Previous studies have shown intensivist management of ICU patients to be associated with decreased complications [8] and improved mortality [9]. In our study, there was no statistical difference in complications or mortality. One potential reason for this would be that a significant number of patients (51.47 %) were already managed by intensivists. As the hospital had a standing policy that intensivists manage ventilated patients, it is reasonable to surmise that the higher acuity patients were already being seen by an intensivist. Therefore, some of the benefits of intensivist management were already being realized. In addition, mortality rates were already below APACHE predicted and showed a non-significant decrease with the addition of mandatory intensivist management. Likewise, CAUTI, CLABSI, and VAE were rare events during both time periods so it proved difficult to show any statistical improvements in these parameters.

Limitations

Our study was limited in several aspects. Data collected for this study were performed retrospectively and analyzed from two different sources: APACHE III and PFS. APACHE III analyzed patients based on admissions and PFS analyzed patients based on their discharge. Both datasets examined the same set of patients, but there was a difference in the number of patients that were grouped in the pre- and post-categories, 1551/1702 (APACHE III) versus 1500/1751 (PFS). Consequently, 49 of 1751 patients (3 %) who were defined as pre-intervention based on the APACHE groups were included in the post-intervention group. Additionally, due to only 12 months in each time period for APACHE data, we needed to complete non-parametric analysis and visual comparison for several of the data points.

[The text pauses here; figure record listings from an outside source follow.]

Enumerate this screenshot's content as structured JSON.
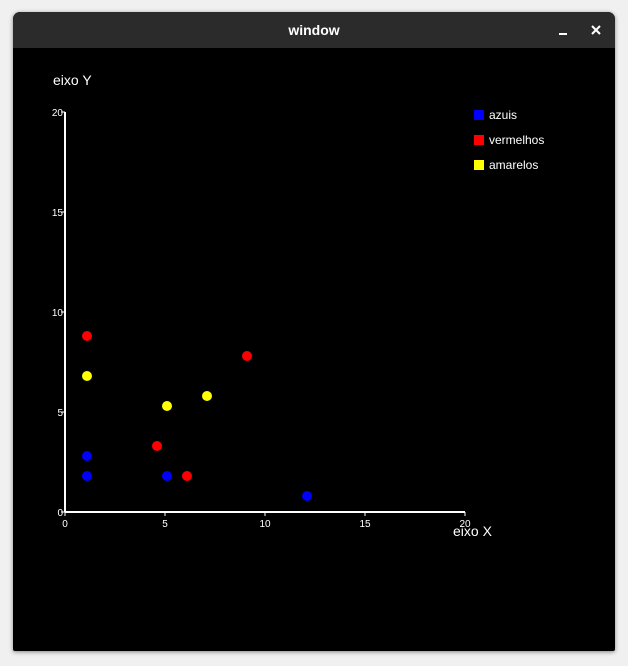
{
  "window": {
    "title": "window",
    "minimize_icon": "minimize-icon",
    "close_icon": "close-icon"
  },
  "colors": {
    "background": "#000000",
    "titlebar": "#2b2b2b",
    "axis": "#ffffff"
  },
  "chart_data": {
    "type": "scatter",
    "title": "",
    "xlabel": "eixo X",
    "ylabel": "eixo Y",
    "xlim": [
      0,
      20
    ],
    "ylim": [
      0,
      20
    ],
    "xticks": [
      0,
      5,
      10,
      15,
      20
    ],
    "yticks": [
      0,
      5,
      10,
      15,
      20
    ],
    "grid": false,
    "legend_position": "top-right",
    "series": [
      {
        "name": "azuis",
        "color": "#0000ff",
        "points": [
          [
            1.1,
            1.8
          ],
          [
            1.1,
            2.8
          ],
          [
            5.1,
            1.8
          ],
          [
            12.1,
            0.8
          ]
        ]
      },
      {
        "name": "vermelhos",
        "color": "#ff0000",
        "points": [
          [
            1.1,
            8.8
          ],
          [
            4.6,
            3.3
          ],
          [
            6.1,
            1.8
          ],
          [
            9.1,
            7.8
          ]
        ]
      },
      {
        "name": "amarelos",
        "color": "#ffff00",
        "points": [
          [
            1.1,
            6.8
          ],
          [
            5.1,
            5.3
          ],
          [
            7.1,
            5.8
          ]
        ]
      }
    ]
  }
}
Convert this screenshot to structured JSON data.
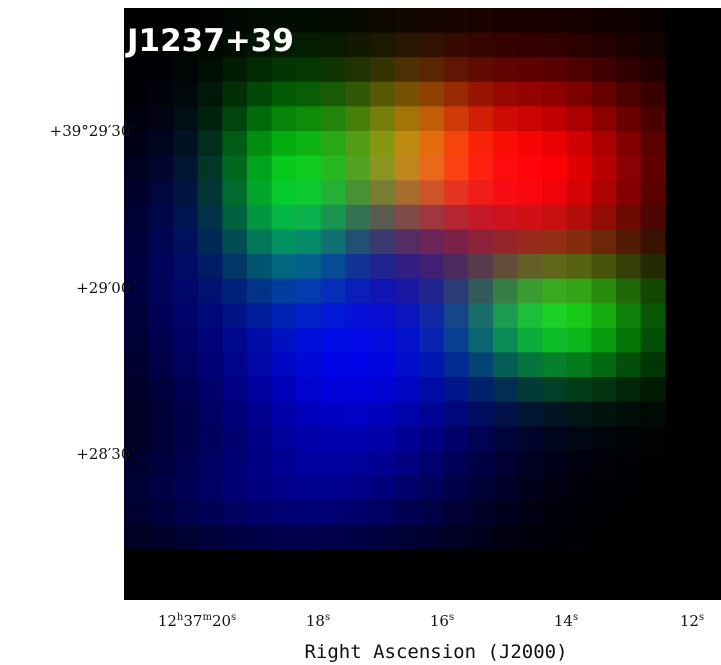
{
  "title": "J1237+39",
  "y_axis": {
    "ticks": [
      "+39°29′30″",
      "+29′00″",
      "+28′30″"
    ]
  },
  "x_axis": {
    "label": "Right Ascension (J2000)",
    "ticks": [
      "12h37m20s",
      "18s",
      "16s",
      "14s",
      "12s"
    ]
  }
}
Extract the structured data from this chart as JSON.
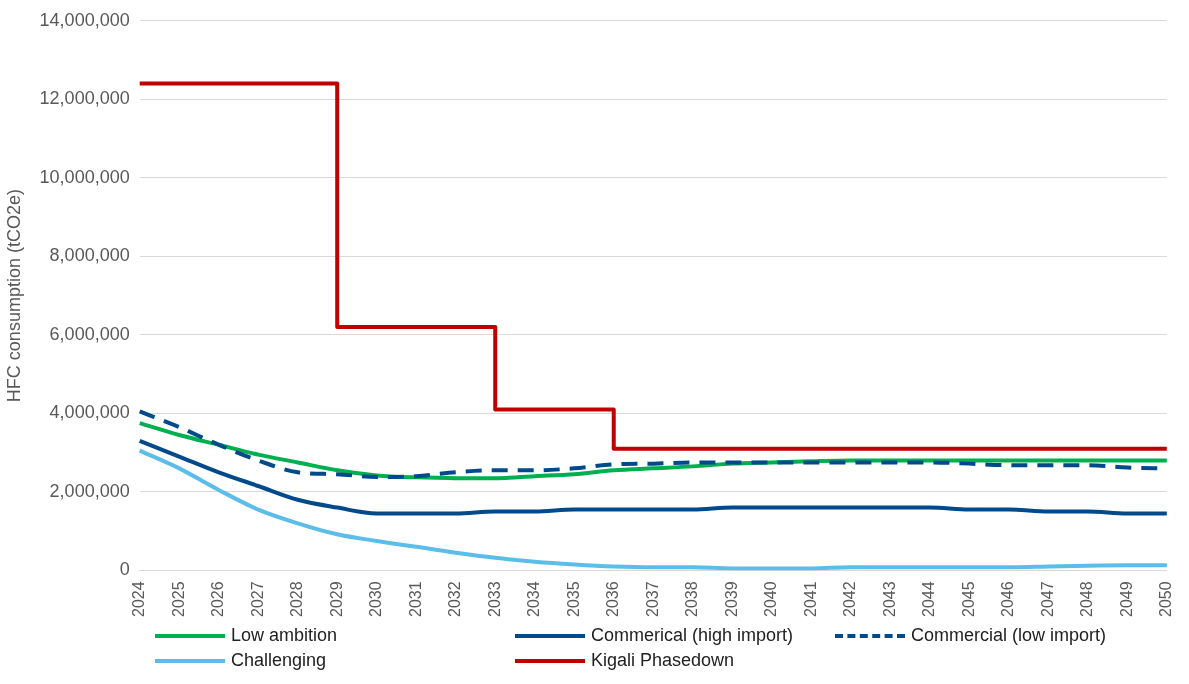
{
  "chart_data": {
    "type": "line",
    "ylabel": "HFC consumption (tCO2e)",
    "categories": [
      "2024",
      "2025",
      "2026",
      "2027",
      "2028",
      "2029",
      "2030",
      "2031",
      "2032",
      "2033",
      "2034",
      "2035",
      "2036",
      "2037",
      "2038",
      "2039",
      "2040",
      "2041",
      "2042",
      "2043",
      "2044",
      "2045",
      "2046",
      "2047",
      "2048",
      "2049",
      "2050"
    ],
    "ylim": [
      0,
      14000000
    ],
    "yticks": [
      {
        "value": 0,
        "label": "0"
      },
      {
        "value": 2000000,
        "label": "2,000,000"
      },
      {
        "value": 4000000,
        "label": "4,000,000"
      },
      {
        "value": 6000000,
        "label": "6,000,000"
      },
      {
        "value": 8000000,
        "label": "8,000,000"
      },
      {
        "value": 10000000,
        "label": "10,000,000"
      },
      {
        "value": 12000000,
        "label": "12,000,000"
      },
      {
        "value": 14000000,
        "label": "14,000,000"
      }
    ],
    "grid": "y",
    "legend": "bottom",
    "marker": "none",
    "series": [
      {
        "name": "Low ambition",
        "color": "#00b050",
        "line_style": "solid",
        "values": [
          3750000,
          3450000,
          3200000,
          2950000,
          2750000,
          2550000,
          2420000,
          2370000,
          2350000,
          2350000,
          2400000,
          2450000,
          2550000,
          2600000,
          2650000,
          2720000,
          2750000,
          2780000,
          2800000,
          2800000,
          2800000,
          2800000,
          2800000,
          2800000,
          2800000,
          2800000,
          2800000
        ]
      },
      {
        "name": "Commerical (high import)",
        "color": "#004a8c",
        "line_style": "solid",
        "values": [
          3300000,
          2900000,
          2500000,
          2150000,
          1800000,
          1600000,
          1450000,
          1450000,
          1450000,
          1500000,
          1500000,
          1550000,
          1550000,
          1550000,
          1550000,
          1600000,
          1600000,
          1600000,
          1600000,
          1600000,
          1600000,
          1550000,
          1550000,
          1500000,
          1500000,
          1450000,
          1450000
        ]
      },
      {
        "name": "Commercial (low import)",
        "color": "#004a8c",
        "line_style": "dashed",
        "values": [
          4050000,
          3650000,
          3200000,
          2800000,
          2500000,
          2450000,
          2380000,
          2400000,
          2500000,
          2550000,
          2550000,
          2600000,
          2700000,
          2720000,
          2750000,
          2750000,
          2750000,
          2750000,
          2750000,
          2750000,
          2750000,
          2720000,
          2680000,
          2680000,
          2680000,
          2620000,
          2600000
        ]
      },
      {
        "name": "Challenging",
        "color": "#5bbde8",
        "line_style": "solid",
        "values": [
          3050000,
          2600000,
          2050000,
          1550000,
          1200000,
          920000,
          750000,
          600000,
          450000,
          320000,
          220000,
          150000,
          100000,
          80000,
          80000,
          50000,
          50000,
          50000,
          80000,
          80000,
          80000,
          80000,
          80000,
          100000,
          120000,
          130000,
          130000
        ]
      },
      {
        "name": "Kigali Phasedown",
        "color": "#c00000",
        "type": "step",
        "line_style": "solid",
        "values": [
          12400000,
          12400000,
          12400000,
          12400000,
          12400000,
          6200000,
          6200000,
          6200000,
          6200000,
          4100000,
          4100000,
          4100000,
          3100000,
          3100000,
          3100000,
          3100000,
          3100000,
          3100000,
          3100000,
          3100000,
          3100000,
          3100000,
          3100000,
          3100000,
          3100000,
          3100000,
          3100000
        ]
      }
    ]
  }
}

To further demonstrate the difference in the role of the intensivist pre- and post-intervention, it would have been informative to examine the differences in APACHE scores of the patients who were and were not managed by an intensivist in the pre-intervention period. However, one of the limitations of using APACHE data is that it is based on monthly averages of patients admitted, not individual data. Therefore, we were unable to analyze the differences in APACHE scores between these two groups. This would have likely confirmed our assumption that during the first time period intensivists were primarily involved in the care of the most critically ill patients. In fact, we found no statistical difference in patient ventilator day averages between the two time periods. This was likely due to the fact that during the pre-intervention period ventilated patients were managed by an intensivist. We were also unable to assess any impact diagnosis may have had on the differences we found in LOS pre- and post-intervention, although the typical admission diagnoses in our NCC unit did not change during the study period. The most common admission diagnoses included stroke, brain tumor, seizure, spinal injury, and traumatic stupor and comas.

Conclusions

In summary, implementation of mandatory intensivist management in the NCC unit decreased LOS, allowed for an increase in NCC unit admissions, and decreased the percentage of patients declined admission because of capacity issues. Overall, quality of care remained consistent throughout the studied period. These results occurred without any significant new polices or procedures in the NCC unit. The fact that over 3000 patients were included in the study lends strength to the findings. This study did not review one specific diagnosis, rather the entire patient population admitted into the NCC unit during the inclusion dates. We demonstrated that mandatory intensivist management can improve LOS and utilization of a scarce commodity—subspecialty ICU beds. Additional studies are needed to determine the effect of intensivist management in subspecialty intensive care units.